Concentrating on just the RDFa mechanism, it's interesting to see how Google expects that vocabulary will be propagated to agents that want to contribute to the semantic web: Google will announce the vocabulary that it understands, and everyone else will use that vocabulary. Resistance is futile. Not only does Google have the market power to set a de facto standard, but it has the intellectual power to do a good job of it- one of the engineers on the Google team working on "rich snippets" is Ramanathan V. Guha, who happens to be one of the inventors of RDF.

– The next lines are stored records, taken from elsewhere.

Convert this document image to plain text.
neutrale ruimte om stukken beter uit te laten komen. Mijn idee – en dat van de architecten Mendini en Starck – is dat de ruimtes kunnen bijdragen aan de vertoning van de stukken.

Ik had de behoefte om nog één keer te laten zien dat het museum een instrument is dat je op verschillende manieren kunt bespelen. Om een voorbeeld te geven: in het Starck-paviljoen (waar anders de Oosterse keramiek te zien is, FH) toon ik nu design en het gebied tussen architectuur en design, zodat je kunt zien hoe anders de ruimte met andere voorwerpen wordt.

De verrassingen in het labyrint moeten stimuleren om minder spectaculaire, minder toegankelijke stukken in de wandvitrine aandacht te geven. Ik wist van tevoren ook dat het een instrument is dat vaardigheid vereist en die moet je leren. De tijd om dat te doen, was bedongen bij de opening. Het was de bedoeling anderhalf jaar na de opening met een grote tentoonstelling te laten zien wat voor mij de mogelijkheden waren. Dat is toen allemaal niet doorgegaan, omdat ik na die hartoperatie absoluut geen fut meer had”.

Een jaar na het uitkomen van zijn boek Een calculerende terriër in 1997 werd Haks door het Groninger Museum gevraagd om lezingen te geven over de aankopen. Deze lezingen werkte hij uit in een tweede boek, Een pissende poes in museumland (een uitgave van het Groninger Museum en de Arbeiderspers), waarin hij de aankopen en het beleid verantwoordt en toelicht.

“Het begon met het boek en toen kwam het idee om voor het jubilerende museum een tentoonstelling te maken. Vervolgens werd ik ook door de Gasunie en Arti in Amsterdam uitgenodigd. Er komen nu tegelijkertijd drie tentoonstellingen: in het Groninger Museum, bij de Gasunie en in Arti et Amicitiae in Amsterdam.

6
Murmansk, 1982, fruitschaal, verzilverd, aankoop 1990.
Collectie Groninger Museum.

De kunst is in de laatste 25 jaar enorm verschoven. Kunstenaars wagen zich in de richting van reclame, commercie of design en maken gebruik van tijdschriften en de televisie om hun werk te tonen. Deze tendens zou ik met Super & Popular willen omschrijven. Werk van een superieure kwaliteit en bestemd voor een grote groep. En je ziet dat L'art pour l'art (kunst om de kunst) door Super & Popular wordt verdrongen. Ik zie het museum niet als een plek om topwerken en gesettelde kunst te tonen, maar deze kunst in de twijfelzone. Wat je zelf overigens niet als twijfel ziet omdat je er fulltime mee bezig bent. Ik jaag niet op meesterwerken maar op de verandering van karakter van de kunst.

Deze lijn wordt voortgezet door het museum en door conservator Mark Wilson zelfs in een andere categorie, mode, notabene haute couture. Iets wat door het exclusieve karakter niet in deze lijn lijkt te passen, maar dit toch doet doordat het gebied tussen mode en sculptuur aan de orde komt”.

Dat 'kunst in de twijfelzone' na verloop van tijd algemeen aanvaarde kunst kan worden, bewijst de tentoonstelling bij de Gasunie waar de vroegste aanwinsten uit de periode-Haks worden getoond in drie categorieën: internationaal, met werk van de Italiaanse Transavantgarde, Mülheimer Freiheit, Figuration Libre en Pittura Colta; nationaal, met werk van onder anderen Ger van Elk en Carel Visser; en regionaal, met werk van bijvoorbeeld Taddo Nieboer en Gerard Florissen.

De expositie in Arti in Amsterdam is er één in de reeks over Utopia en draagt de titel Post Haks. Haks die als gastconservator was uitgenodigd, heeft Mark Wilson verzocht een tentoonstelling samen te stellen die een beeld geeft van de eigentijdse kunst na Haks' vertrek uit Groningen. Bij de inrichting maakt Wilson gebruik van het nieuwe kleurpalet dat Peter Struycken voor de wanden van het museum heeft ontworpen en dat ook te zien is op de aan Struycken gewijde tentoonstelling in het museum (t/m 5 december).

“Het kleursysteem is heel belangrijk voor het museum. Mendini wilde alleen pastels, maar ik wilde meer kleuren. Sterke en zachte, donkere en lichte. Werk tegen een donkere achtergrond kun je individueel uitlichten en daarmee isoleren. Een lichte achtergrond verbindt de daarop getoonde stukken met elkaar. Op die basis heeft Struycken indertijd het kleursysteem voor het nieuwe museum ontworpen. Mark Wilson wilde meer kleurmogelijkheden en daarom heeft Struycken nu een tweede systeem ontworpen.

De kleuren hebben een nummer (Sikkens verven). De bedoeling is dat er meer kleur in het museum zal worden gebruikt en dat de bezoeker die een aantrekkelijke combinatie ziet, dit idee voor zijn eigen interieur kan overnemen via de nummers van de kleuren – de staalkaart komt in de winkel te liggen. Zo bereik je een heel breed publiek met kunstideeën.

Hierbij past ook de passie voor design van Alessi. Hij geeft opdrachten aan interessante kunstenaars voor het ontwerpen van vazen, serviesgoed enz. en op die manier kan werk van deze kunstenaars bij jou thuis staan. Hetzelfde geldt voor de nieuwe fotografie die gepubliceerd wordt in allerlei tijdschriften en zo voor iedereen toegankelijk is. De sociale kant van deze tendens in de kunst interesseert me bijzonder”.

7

You would think that It would be easy to find an RDF property that has been declared to use in assertions like "the ISBN of 'digital Copyright' is 1-57392-889-5". No such luck. Dublin Core, a schema developed in part by the library community, has an "identifier" element which can be modified to indicate the element contains an isbn, but no isbn property. Maybe I just couldn't find it. Similarly, MODS, which is closely related to library standards, has an identifierType element type that can contain an ISBN, but you have to add type=isbn to the element to make it an ISBN. Documentation for RDFa wants you to use the ISBN to make a urn and to make this the subject of your assertion, not an attribute (ignoring the fact the ISBN identifies things that you sell in a bookstore (for example, the paperback version of a book) rather than what most humans think of as books. I also found entries for isbn in schemes like The Agricultural Metadata Element Set v.1.1 and a mention in the IMS Learning Resource Meta-Data XML Binding. Finally I should note that while OpenURL (a standard that I worked on) provides an XML format which includes an ISBN element, it's defined in such a way that it can't be used in other schemas.
The case of ISBN illustrates some of the barriers to vocabulary reuse, and although there are those who are criticizing Google for not reusing vocabulary, you can see why Google thinks it could work better if they just define vocabulary by fiat.